Die Bearbeitung kann natürlich auch unter Verwendung nur eines der beiden Stempel c und d erfolgen. Die Arbeitsstücke werden alsdann, gleich nach Abtrennen des Pressgrates durch die gegenüberliegende Matrize hindurchgestossen, wobei Muttern und ähnliche Gegenstände zwecks Verfeinerung ihrer Seitenflächen, noch weitere Matrizen passieren können.
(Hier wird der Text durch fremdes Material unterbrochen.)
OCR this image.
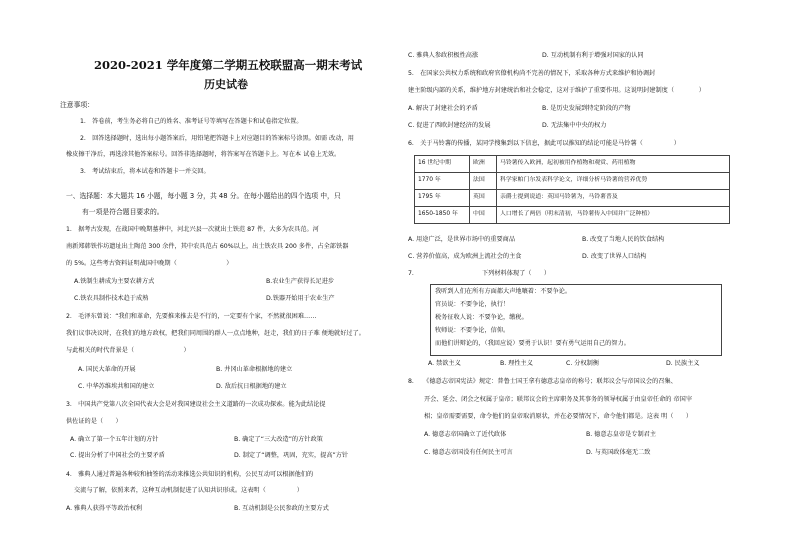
2020-2021 学年度第二学期五校联盟高一期末考试
历史试卷
注意事项：
1.　答卷前，考生务必将自己的姓名、准考证号等填写在答题卡和试卷指定位置。
2.　回答选择题时，选出每小题答案后，用铅笔把答题卡上对应题目的答案标号涂黑。如需 改动，用
橡皮擦干净后，再选涂其他答案标号。回答非选择题时，将答案写在答题卡上。写在本 试卷上无效。
3.　考试结束后，将本试卷和答题卡一并交回。
一、选择题：本大题共 16 小题，每小题 3 分，共 48 分。在每小题给出的四个选项 中，只
有一项是符合题目要求的。
1.　据考古发现，在战国中晚期墓葬中，河北兴县一次就出土铁范 87 件，大多为农具范。河
南新郑韩铁作坊遗址出土陶范 300 余件，其中农具范占 60%以上，出土铁农具 200 多件，占全部铁器
的 5%。这些考古资料证明战国中晚期（　　　　　　　　）
A.铁制生耕成为主要农耕方式	B.农业生产获得长足进步
C.铁农具制作技术趋于成熟	D.铁器开始用于农业生产
2.　毛泽东曾说：“我们和革命，先要推来推去是不行的，一定要有个家，不然就很困难……
我们议事决议时，在我们的地方政权，把我们同周围的群人一点点地种，赶走，我们的日子难 便地就好过了。
与此相关的时代背景是（　　　　　　　　）
A. 国民大革命的开展	B. 井冈山革命根据地的建立
C. 中华苏维埃共和国的建立	D. 敌后抗日根据地的建立
3.　中国共产党第八次全国代表大会是对我国建设社会主义道路的一次成功探索。能为此结论提
供佐证的是（　　）
A. 确立了第一个五年计划的方针	B. 确定了“三大改造”的方针政策
C. 提出分析了中国社会的主要矛盾	D. 制定了“调整，巩固，充实，提高”方针
4.　雅典人通过普遍各种较和抽签的活动来推选公共知识的机构，公民互动可以根据他们的
交流与了解，依照来者，这种互动机制促进了认知共识形成。这表明（　　　　　）
A. 雅典人获得平等政治权利	B. 互动机制是公民参政的主要方式
C. 雅典人参政积极性高涨	D. 互动机制有利于增强对国家的认同
5.　在国家公共权力系统和政府官僚机构尚不完善的情况下，采取各种方式来维护和协调封
建主阶级内部的关系，维护地方封建统治和社会稳定，这对于维护了重要作用。这说明封建制度（　　　　）
A. 解决了封建社会的矛盾	B. 是历史发展到特定阶段的产物
C. 促进了西欧封建经济的发展	D. 无法集中中央的权力
6.　关于马铃薯的传播，某同学搜集到以下信息，据此可以推知的结论可能是马铃薯（　　　　　）
16 世纪中期	欧洲	马铃薯传入欧洲，起初被用作植物和观赏、药用植物
1770 年	法国	科学家帕门尔发表科学论文，详细分析马铃薯的营养优势
1795 年	英国	亲爵士提到说道：英国马铃薯为，马铃薯普及
1650-1850 年	中国	人口增长了两倍（明末清初，马铃薯传入中国并广泛种植）
A. 用途广泛，是世界市场中的重要商品	B. 改变了当地人民的饮食结构
C. 营养价值高，成为欧洲上流社会的主食	D. 改变了世界人口结构
7.　　　　　　　　　　　下列材料体现了（　　）
我听到人们在所有方面都大声地嚷着：不要争论。
官员说：不要争论，执行！
税务征收人说：不要争论，缴税。
牧师说：不要争论，信仰。
而他们讲辩论的，（我回应说）要勇于认识！要有勇气运用自己的智力。
A. 禁欲主义	B. 理性主义	C. 分权制衡	D. 民族主义
8.　　《德意志帝国宪法》规定：普鲁士国王拿有德意志皇帝的称号；联邦议会与帝国议会的召集、
开会、延会、闭会之权属于皇帝；联邦议会的主席职务及其事务的领导权属于由皇帝任命的 帝国宰
相；皇帝需要需要，命令他们的皇帝取消原状，并在必要情况下，命令他们都是。这表 明（　　）
A. 德意志帝国确立了近代政体	B. 德意志皇帝是专制君主
C. 德意志帝国没有任何民主可言	D. 与英国政体毫无二致
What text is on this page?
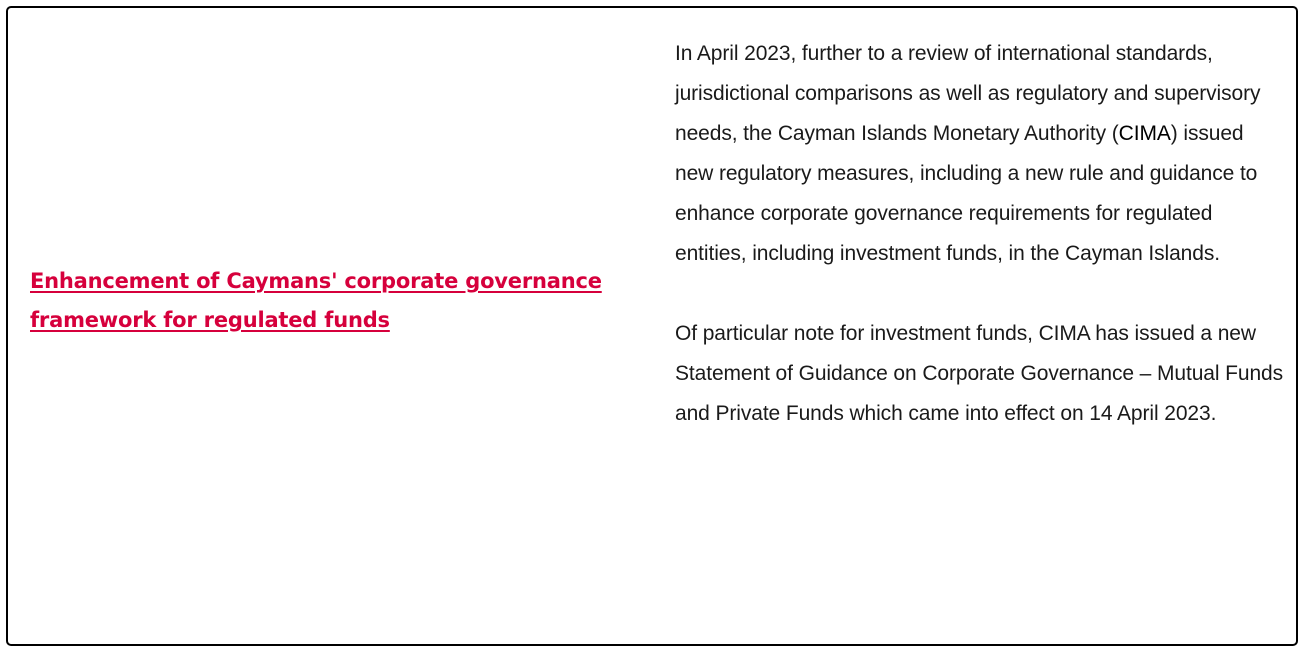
Enhancement of Caymans' corporate governance framework for regulated funds

In April 2023, further to a review of international standards, jurisdictional comparisons as well as regulatory and supervisory needs, the Cayman Islands Monetary Authority (CIMA) issued new regulatory measures, including a new rule and guidance to enhance corporate governance requirements for regulated entities, including investment funds, in the Cayman Islands.

Of particular note for investment funds, CIMA has issued a new Statement of Guidance on Corporate Governance – Mutual Funds and Private Funds which came into effect on 14 April 2023.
Sollen Bundmuttern oder Köpfe mit Bund (Fig. 7) hergestellt werden oder scheint eine spätere Abtrennung des Pressgrates aus irgendwelchen Gründen von Vorteil zu sein, dann lassen sich die Arbeitsstücke auch unter Verwendung nur einer, der äusseren Form der Mutter oder des Kopfes entsprechend ausgearbeiteten Matrize fertigstellen ; die Gegenmatrize ist dann einfach mit einem Loch zur Aufnahme des Bolzenschaftes oder bei Bearbeitung von Muttern, mit einer entsprechenden Halte-bzw. Zentriervorrichtung versehen.
PATENT-ANSPRÜCHE :
1. Verfahren zum Formen und Bearbeiten der Seitenflächen an Muttern, Schrauben-und Bolzenköpfen, dadurch gekennzeichnet, dass zwei einander gegenüber angebrachte Matrizen (a und), welche der äusseren Form bzw. der Schlüsselweite der Muttern oder der Bolzenköpfe entsprechend ausgearbeitet sind, durch ihre Annäherung das Arbeitsstück unter Bearbeitung von dessen Seitenflächen in sich aufnehmen und ihm die richtige Form geben, das über die Matrizenausnehmung hinaus vorhandene Material aber durch die Matrizen zusammengepresst und dann durch einseitigen Druck auf das Arbeitastück von diesem letzteren abgetrennt wird.